#### MATH 54

##### Midterm 1 | Fall '15| Nadler
1. Let $A = \left[ \begin{array}{c c c} 1 & 1 & 1 \\ 0 & 1 & 0 \end{array} \right]$. Find a $3$ by $2$ matrix $B$ such that $AB = \left[ \begin{array}{c c} 1 & 0 \\ 0 & 1 \end{array} \right]$.

2. Consider the following matrix: $A = \left[ \begin{array}{c c c c} 2 & 1 & -1 & 0 \\ 1 & 1 & 0 & 4 \\ 0 & 0 & 1 & -2 \\ 1 & 0 & 1 & 1 \end{array} \right]$ (a) Find the determinant of $A$.

(b) Is $A$ invertible? If so, find $A^{-1}$.

(c) Use parts (a) and (b) to find all solutions to $A\vec{x} = \left[ \begin{array}{c} 1 \\ 2 \\ 3 \\ 4 \end{array} \right]$.
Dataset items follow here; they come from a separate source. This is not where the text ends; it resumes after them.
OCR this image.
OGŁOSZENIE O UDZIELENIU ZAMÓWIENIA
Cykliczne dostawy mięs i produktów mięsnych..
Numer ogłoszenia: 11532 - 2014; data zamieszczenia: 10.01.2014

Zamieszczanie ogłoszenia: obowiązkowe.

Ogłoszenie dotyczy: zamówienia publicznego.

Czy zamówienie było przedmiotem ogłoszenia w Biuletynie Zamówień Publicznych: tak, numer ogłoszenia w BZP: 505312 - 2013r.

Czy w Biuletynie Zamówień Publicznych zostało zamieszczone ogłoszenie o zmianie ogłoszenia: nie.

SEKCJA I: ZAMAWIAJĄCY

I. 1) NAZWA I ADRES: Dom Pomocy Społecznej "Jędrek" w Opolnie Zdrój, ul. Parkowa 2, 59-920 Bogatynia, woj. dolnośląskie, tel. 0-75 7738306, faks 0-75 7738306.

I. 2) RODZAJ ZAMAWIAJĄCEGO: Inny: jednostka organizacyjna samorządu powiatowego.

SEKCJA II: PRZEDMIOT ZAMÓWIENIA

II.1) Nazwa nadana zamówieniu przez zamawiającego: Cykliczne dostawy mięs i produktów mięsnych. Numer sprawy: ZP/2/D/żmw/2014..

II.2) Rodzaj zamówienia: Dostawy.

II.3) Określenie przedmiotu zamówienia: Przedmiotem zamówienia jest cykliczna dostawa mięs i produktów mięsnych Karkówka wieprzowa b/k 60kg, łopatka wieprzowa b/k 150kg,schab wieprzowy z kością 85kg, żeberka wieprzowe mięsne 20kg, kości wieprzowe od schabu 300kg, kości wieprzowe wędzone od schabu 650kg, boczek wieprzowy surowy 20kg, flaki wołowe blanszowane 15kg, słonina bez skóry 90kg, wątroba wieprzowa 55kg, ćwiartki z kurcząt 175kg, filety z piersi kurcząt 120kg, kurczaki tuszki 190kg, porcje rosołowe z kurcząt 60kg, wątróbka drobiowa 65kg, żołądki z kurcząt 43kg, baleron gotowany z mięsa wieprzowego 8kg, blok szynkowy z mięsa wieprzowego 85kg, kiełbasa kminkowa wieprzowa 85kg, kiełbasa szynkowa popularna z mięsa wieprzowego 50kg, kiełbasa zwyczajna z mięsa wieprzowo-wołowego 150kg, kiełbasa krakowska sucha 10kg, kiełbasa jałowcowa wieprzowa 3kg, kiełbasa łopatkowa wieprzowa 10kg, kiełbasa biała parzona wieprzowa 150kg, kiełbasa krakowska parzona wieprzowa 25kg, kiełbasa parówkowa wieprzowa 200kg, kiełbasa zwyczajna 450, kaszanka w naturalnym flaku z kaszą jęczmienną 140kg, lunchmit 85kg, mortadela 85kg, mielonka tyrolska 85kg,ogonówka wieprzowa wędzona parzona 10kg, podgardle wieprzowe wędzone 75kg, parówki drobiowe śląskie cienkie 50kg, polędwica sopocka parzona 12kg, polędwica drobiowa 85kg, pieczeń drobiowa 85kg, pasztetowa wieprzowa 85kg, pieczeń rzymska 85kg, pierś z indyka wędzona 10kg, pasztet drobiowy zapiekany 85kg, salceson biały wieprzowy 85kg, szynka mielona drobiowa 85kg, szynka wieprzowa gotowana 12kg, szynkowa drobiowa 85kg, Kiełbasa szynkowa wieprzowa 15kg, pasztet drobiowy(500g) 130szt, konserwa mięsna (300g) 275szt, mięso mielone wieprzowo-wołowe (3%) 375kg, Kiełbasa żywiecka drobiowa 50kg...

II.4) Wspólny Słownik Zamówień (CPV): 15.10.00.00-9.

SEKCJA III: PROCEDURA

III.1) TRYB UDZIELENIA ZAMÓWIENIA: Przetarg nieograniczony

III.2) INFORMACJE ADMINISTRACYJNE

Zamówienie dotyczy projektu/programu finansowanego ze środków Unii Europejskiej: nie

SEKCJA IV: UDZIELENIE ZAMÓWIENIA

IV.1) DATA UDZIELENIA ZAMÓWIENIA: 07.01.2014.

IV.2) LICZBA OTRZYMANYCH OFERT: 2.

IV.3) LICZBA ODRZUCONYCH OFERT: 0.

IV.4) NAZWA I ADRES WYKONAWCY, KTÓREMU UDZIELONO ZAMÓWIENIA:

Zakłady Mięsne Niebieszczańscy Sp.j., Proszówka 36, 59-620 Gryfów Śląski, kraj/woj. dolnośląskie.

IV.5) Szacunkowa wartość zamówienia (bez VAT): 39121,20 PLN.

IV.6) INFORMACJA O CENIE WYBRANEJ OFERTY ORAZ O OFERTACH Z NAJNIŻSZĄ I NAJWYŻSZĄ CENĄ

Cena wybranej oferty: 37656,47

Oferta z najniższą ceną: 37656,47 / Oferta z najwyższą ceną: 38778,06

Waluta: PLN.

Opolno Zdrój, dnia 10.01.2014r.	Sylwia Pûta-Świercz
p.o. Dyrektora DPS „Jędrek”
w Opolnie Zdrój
3. (a) True/False: Every matrix can be row reduced into a unique row echelon form.

(b) If $A$ is a square matrix with $\det(A) = 2$, then $\det(A^{-1}) = \frac{1}{2}$.

If $T: \mathbb{R}^n \to \mathbb{R}^m$ is an injective linear transformation, then $n < m$.

(d) Any collection of $k$ vectors in $\mathbb{R}^n$ containing the zero vector is a linearly dependent set.

(e) Let $A$ be an $n$ by $n$ matrix such that $A^2 = A$, then $A$ is invertible.

4. Consider the subspace $U$ of $\mathbb{R}^5$ spanned by the set of vectors below. $\left\{ \left( \begin{array}{c} 1 \\ 1 \\ 1 \\ 1 \\ 1 \end{array} \right), \left( \begin{array}{c} 0 \\ 0 \\ 0 \\ 0 \\ 0 \end{array} \right), \left( \begin{array}{c} 0 \\ 1 \\ 0 \\ -1 \\ 0 \end{array} \right), \left( \begin{array}{c} 0 \\ 0 \\ 1 \\ 0 \\ 0 \end{array} \right), \left( \begin{array}{c} 0 \\ -5 \\ 0 \\ 5 \\ 0 \end{array} \right) \right\}$ Compute the dimension of this subspace. What is a basis for $U$?

5. (a) State the rank theorem for a linear transformation $T: \mathbb{R}^n \to \mathbb{R}^m$.

(b) Compute the rank of $A = \left( \begin{array}{c c c c} 2 & 0 & 1 & 1 \\ 3 & -1 & 1 & 2 \\ -1 & -1 & -1 & 1 \end{array} \right)$

(c) Is the linear transformation $T: \mathbb{R}^4 \to \mathbb{R}^3$ defined by $T(v) = Av$ injective? It may be helpful to use the previous parts.

(d) Use the rank theorem to show that any linear map from $\mathbb{R}^n \to \mathbb{R}^m$ cannot be injective (one-to-one) if $n > m$.

6. For each of the following provide an explicit example and show it has the desired properties:
(a) A matrix $A$ with $A^2 = 0$ but $A$ is not the zero matrix.

(b) Matrices $A$ and $B$ such that $\det(A + B) \ne \det(A) + \det(B)$.

(c) Matrices $A$ and $B$ with $AB \ne A^TB^T$.

7. Let $\mathbb{P}_2$ be the vector space of polynomials of degree at most $2$. Let $: \mathbb{P}_2 \to \mathbb{P}_2$ be the linear transformation such that: $T(at^2 + bt + c) = 2at + b - 2c$ That is, $T(f(t)) = \frac{df}{dt} - 2f(0)$.
(a) Write down a basis for the image of $T$.
(b) What is the dimension of the image of $T$?
(c) Let $H \subset \mathbb{P}_2$ be the subset of polynomials of the form $2ct + c$, where $c$ is any number. Use $T$ to show that $H$ is a subspace of $\mathbb{P}_2$.